More DescriptionEvery professional who has worked with severely disturbed youth is familiar with the problems that arise in dealing with their parents. These problems, particularly those related to the feelings evoked in the therapist (or any professional responsible primarily for the child) toward the parent, are rarely discussed in the literature. Here is a much-needed book that shows how important it is to establish a therapeutic alliance with the parents of severely disturbed young people in order to improve the success of counseling with them. It also explores methods of how to ease the difficulties encountered in establishing such a relationship with the parents or guardians.

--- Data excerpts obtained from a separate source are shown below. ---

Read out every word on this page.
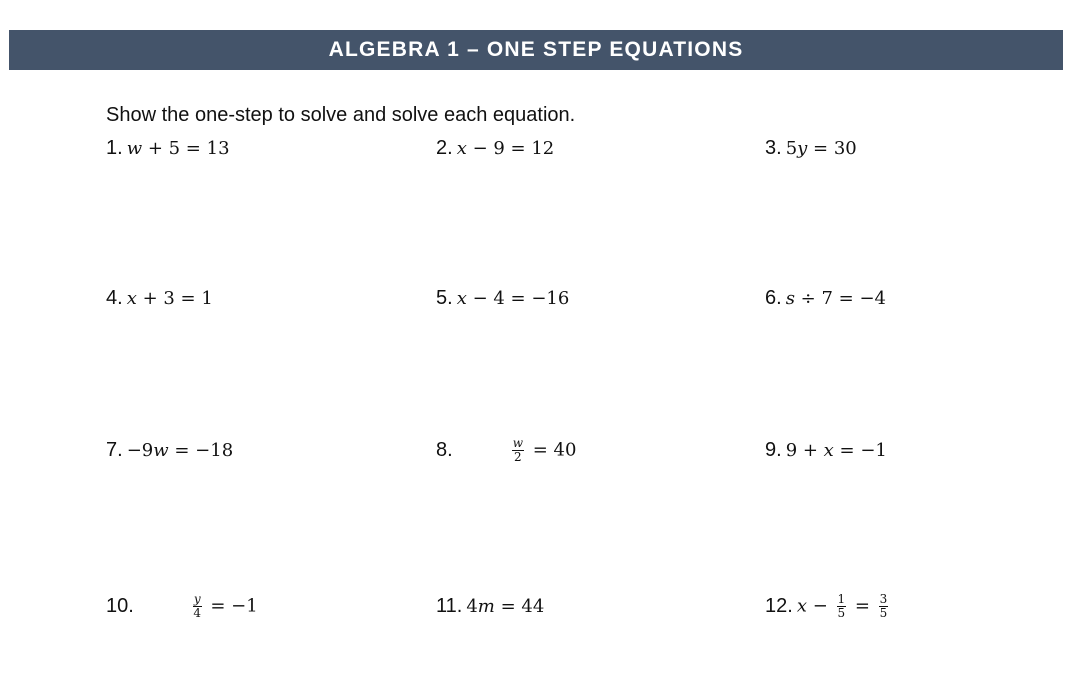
ALGEBRA 1 – ONE STEP EQUATIONS
Show the one-step to solve and solve each equation.
1. w + 5 = 13	2. x − 9 = 12	3. 5y = 30
4. x + 3 = 1	5. x − 4 = −16	6. s ÷ 7 = −4
7. −9w = −18	8.	$\frac{w}{2} = 40$	9. 9 + x = −1
10.	$\frac{y}{4} = -1$	11. 4m = 44	12. $x - \frac{1}{5} = \frac{3}{5}$
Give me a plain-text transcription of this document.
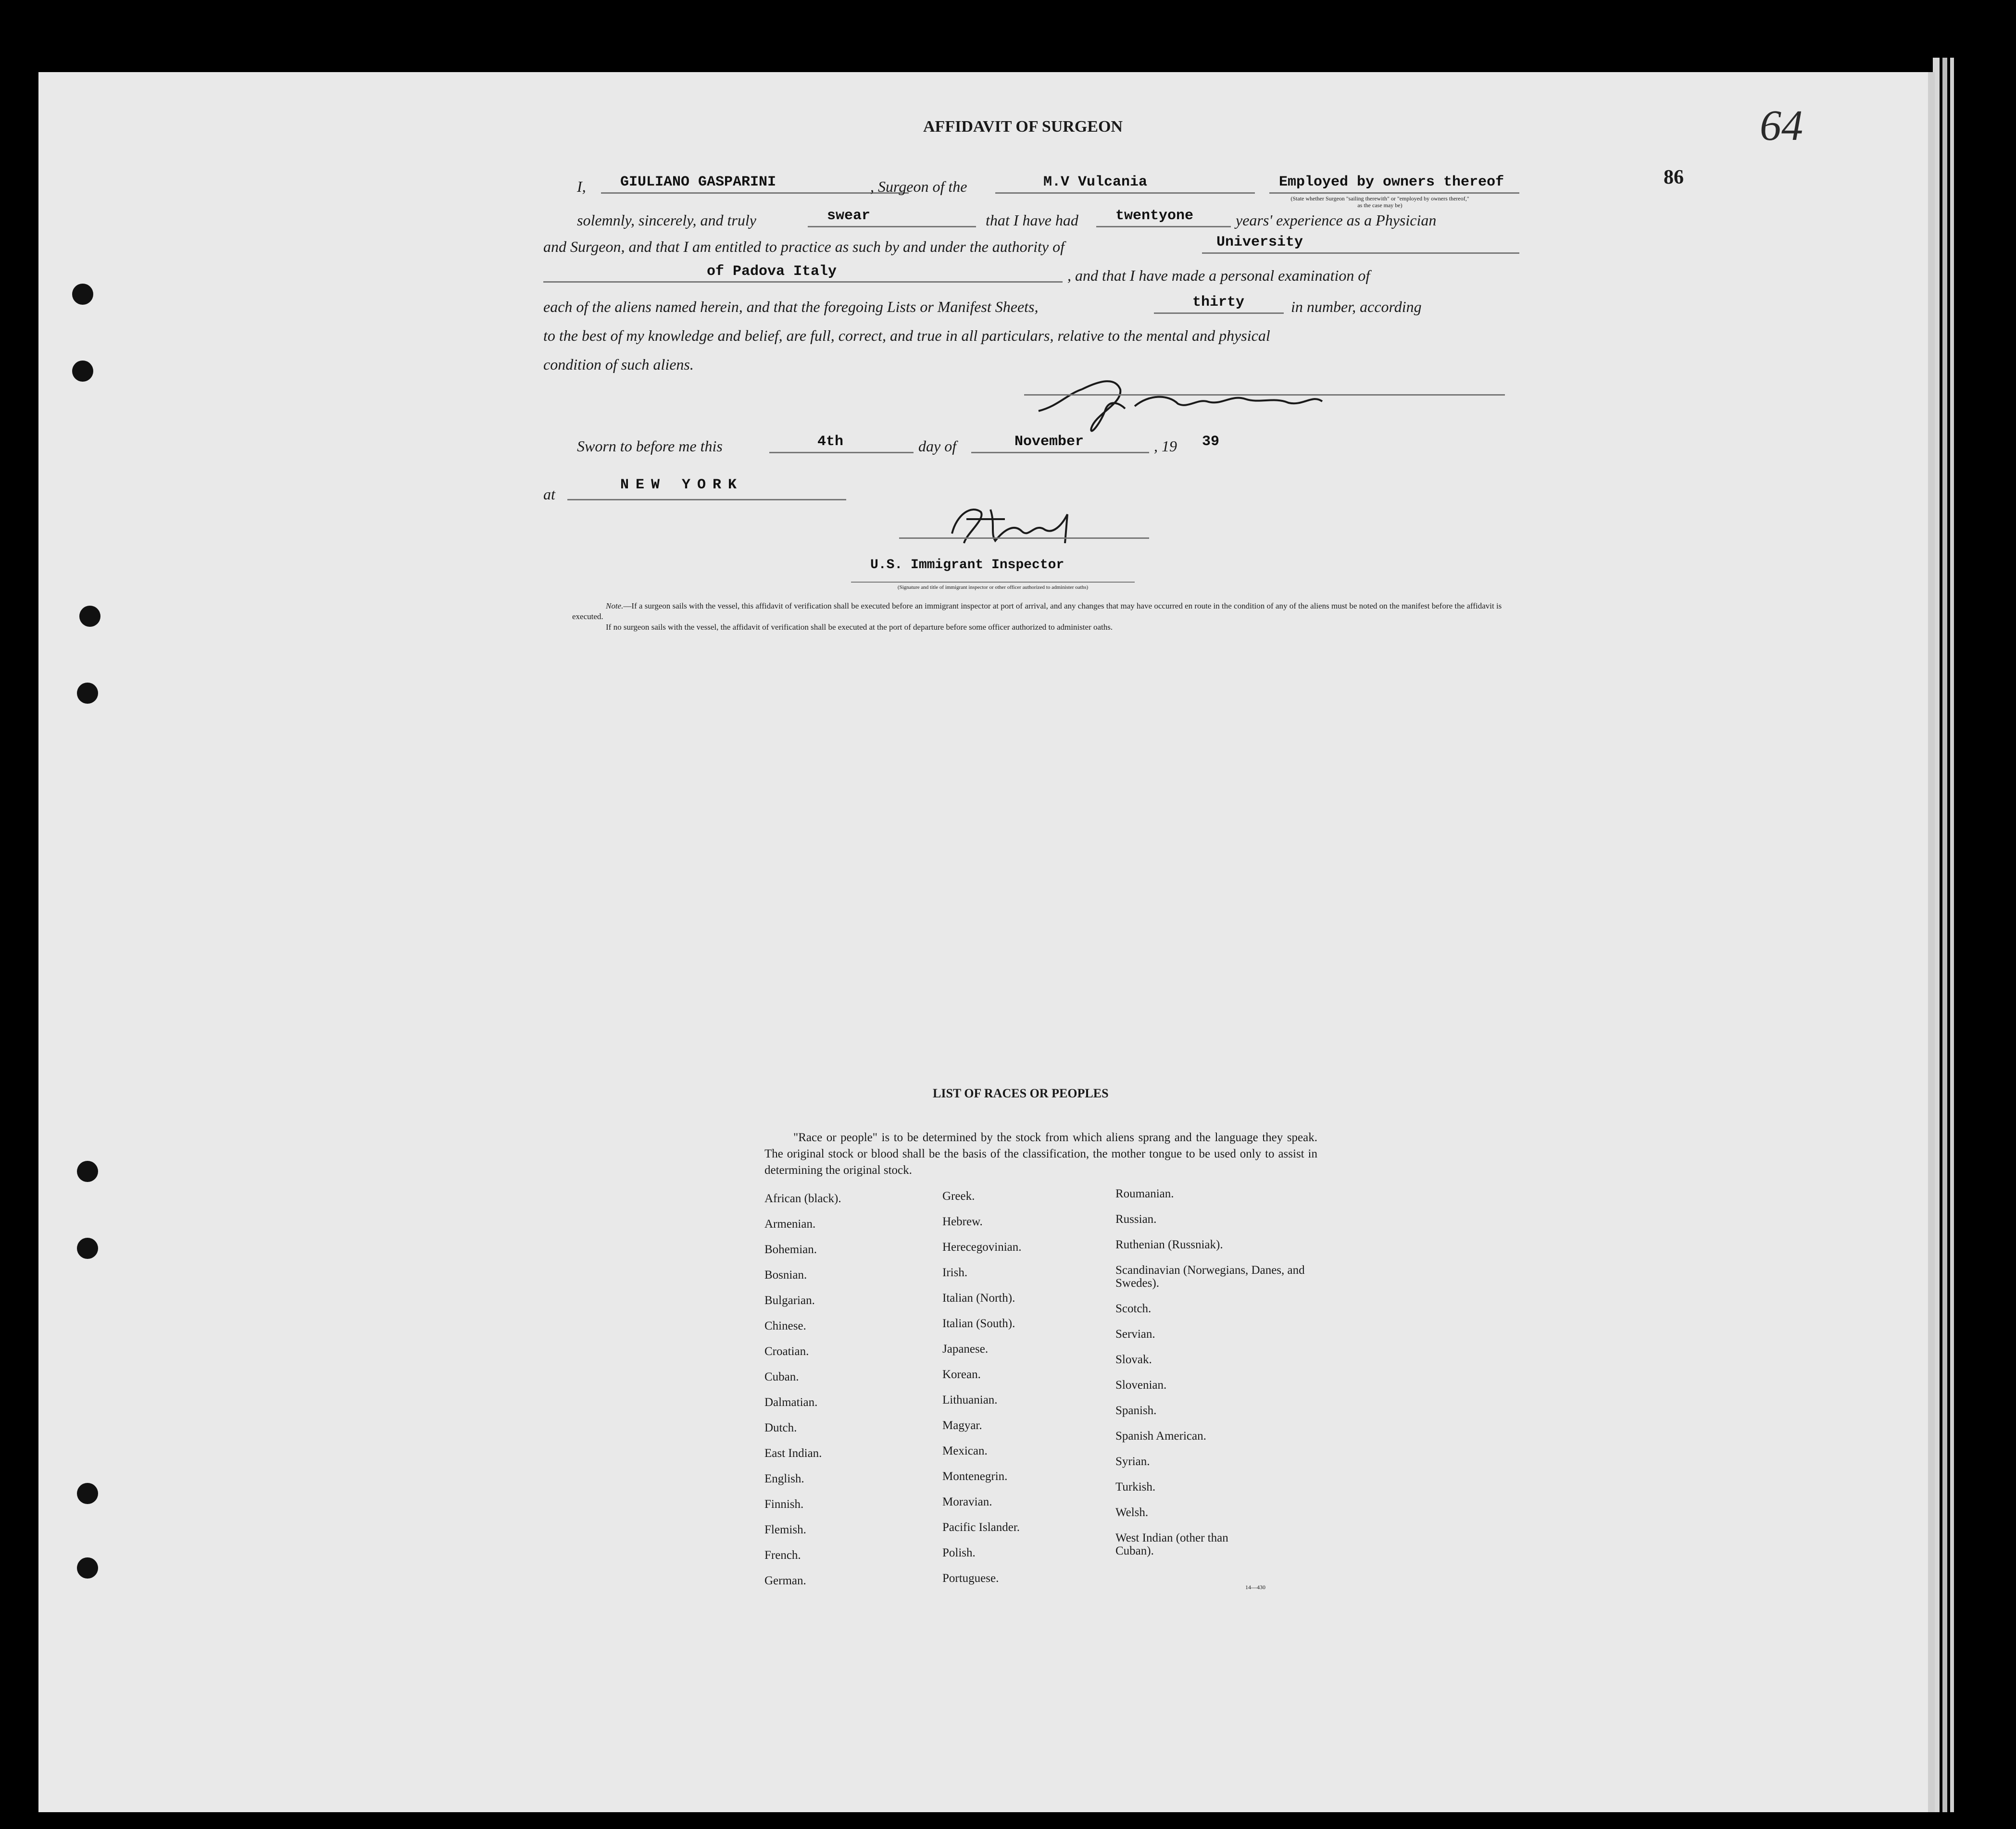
AFFIDAVIT OF SURGEON
86
64
I, GIULIANO GASPARINI	, Surgeon of the	M.V Vulcania	Employed by owners thereof
(State whether Surgeon "sailing therewith" or "employed by owners thereof," as the case may be)
solemnly, sincerely, and truly	swear	that I have had	twentyone	years' experience as a Physician
and Surgeon, and that I am entitled to practice as such by and under the authority of	University
of Padova Italy	, and that I have made a personal examination of
each of the aliens named herein, and that the foregoing Lists or Manifest Sheets,	thirty	in number, according
to the best of my knowledge and belief, are full, correct, and true in all particulars, relative to the mental and physical
condition of such aliens.
Sworn to before me this	4th	day of	November	, 19 39
at
NEW YORK
U.S. Immigrant Inspector
(Signature and title of immigrant inspector or other officer authorized to administer oaths)
Note.—If a surgeon sails with the vessel, this affidavit of verification shall be executed before an immigrant inspector at port of arrival, and any changes that may have occurred en route in the condition of any of the aliens must be noted on the manifest before the affidavit is executed.
If no surgeon sails with the vessel, the affidavit of verification shall be executed at the port of departure before some officer authorized to administer oaths.
LIST OF RACES OR PEOPLES
"Race or people" is to be determined by the stock from which aliens sprang and the language they speak. The original stock or blood shall be the basis of the classification, the mother tongue to be used only to assist in determining the original stock.
African (black).
Armenian.
Bohemian.
Bosnian.
Bulgarian.
Chinese.
Croatian.
Cuban.
Dalmatian.
Dutch.
East Indian.
English.
Finnish.
Flemish.
French.
German.
Greek.
Hebrew.
Herecegovinian.
Irish.
Italian (North).
Italian (South).
Japanese.
Korean.
Lithuanian.
Magyar.
Mexican.
Montenegrin.
Moravian.
Pacific Islander.
Polish.
Portuguese.
Roumanian.
Russian.
Ruthenian (Russniak).
Scandinavian (Norwegians, Danes, and Swedes).
Scotch.
Servian.
Slovak.
Slovenian.
Spanish.
Spanish American.
Syrian.
Turkish.
Welsh.
West Indian (other than Cuban).
14—430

In Severely Disturbed Youngsters and the Parental Alliance, the insights of psychoanalysis are used to understand reactions to parents and to develop an empathic approach to them through a new theoretical framework. Although in the popular view, a psychoanalytic approach is considered to be opposed to parents, this volume is testimony to the unique contribution such an approach can make to the support of parents and, thereby, their children. A major and unique emphasis of Severely Disturbed Youngsters is placed on exploring the feelings, reactions, and sensitivities of the therapist that can interfere with this important aspect of treatment. The thrust of the book is to put the understanding of this interference in a theoretical context and to indicate ways of coping with the interference.

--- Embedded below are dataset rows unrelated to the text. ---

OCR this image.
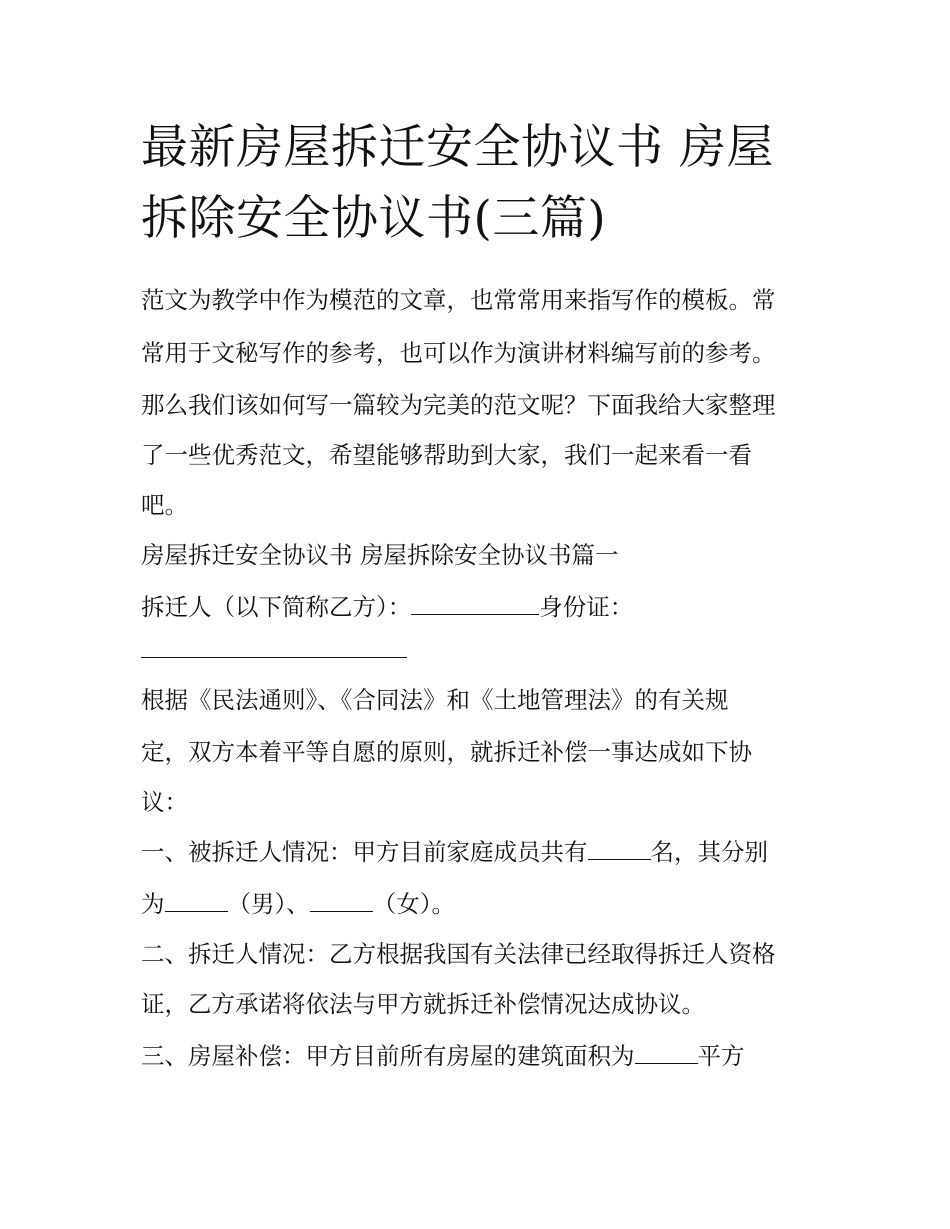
最新房屋拆迁安全协议书 房屋拆除安全协议书(三篇)

范文为教学中作为模范的文章，也常常用来指写作的模板。常

常用于文秘写作的参考，也可以作为演讲材料编写前的参考。

那么我们该如何写一篇较为完美的范文呢？下面我给大家整理

了一些优秀范文，希望能够帮助到大家，我们一起来看一看

吧。

房屋拆迁安全协议书 房屋拆除安全协议书篇一

拆迁人（以下简称乙方）：	身份证：

根据《民法通则》、《合同法》和《土地管理法》的有关规

定，双方本着平等自愿的原则，就拆迁补偿一事达成如下协

议：

一、被拆迁人情况：甲方目前家庭成员共有	名，其分别

为	（男）、	（女）。

二、拆迁人情况：乙方根据我国有关法律已经取得拆迁人资格

证，乙方承诺将依法与甲方就拆迁补偿情况达成协议。

三、房屋补偿：甲方目前所有房屋的建筑面积为	平方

The book starts with the premise that the cooperation of the parents of severely disturbed youngsters is necessary in order for treatment to be effective, and that it is, therefore, necessary to develop a therapeutic alliance with parent as well as with child. The authors then use a psychoanalytic perspective to understand some of the difficulties that arise in the pursuit of this alliance. Two of the chapters address situations that have particular pitfalls--parent loss and parental abuse. A third sketches the dynamics and needs of the typical severely disturbed child. A fourth presents a combination of clinical and theoretical perspectives, and the final chapter explores aspects of the alliance of a school and its staff with the parents of disturbed youth.
All persons who work with severely disturbed children--therapists of all disciplines, teachers, child care workers, and administrators of any children's agency--and need to have some contact with their parents, even minimal contact, will find this book to be a clearly written guide to establishing excellent therapeutic relationships with both parents and disturbed children.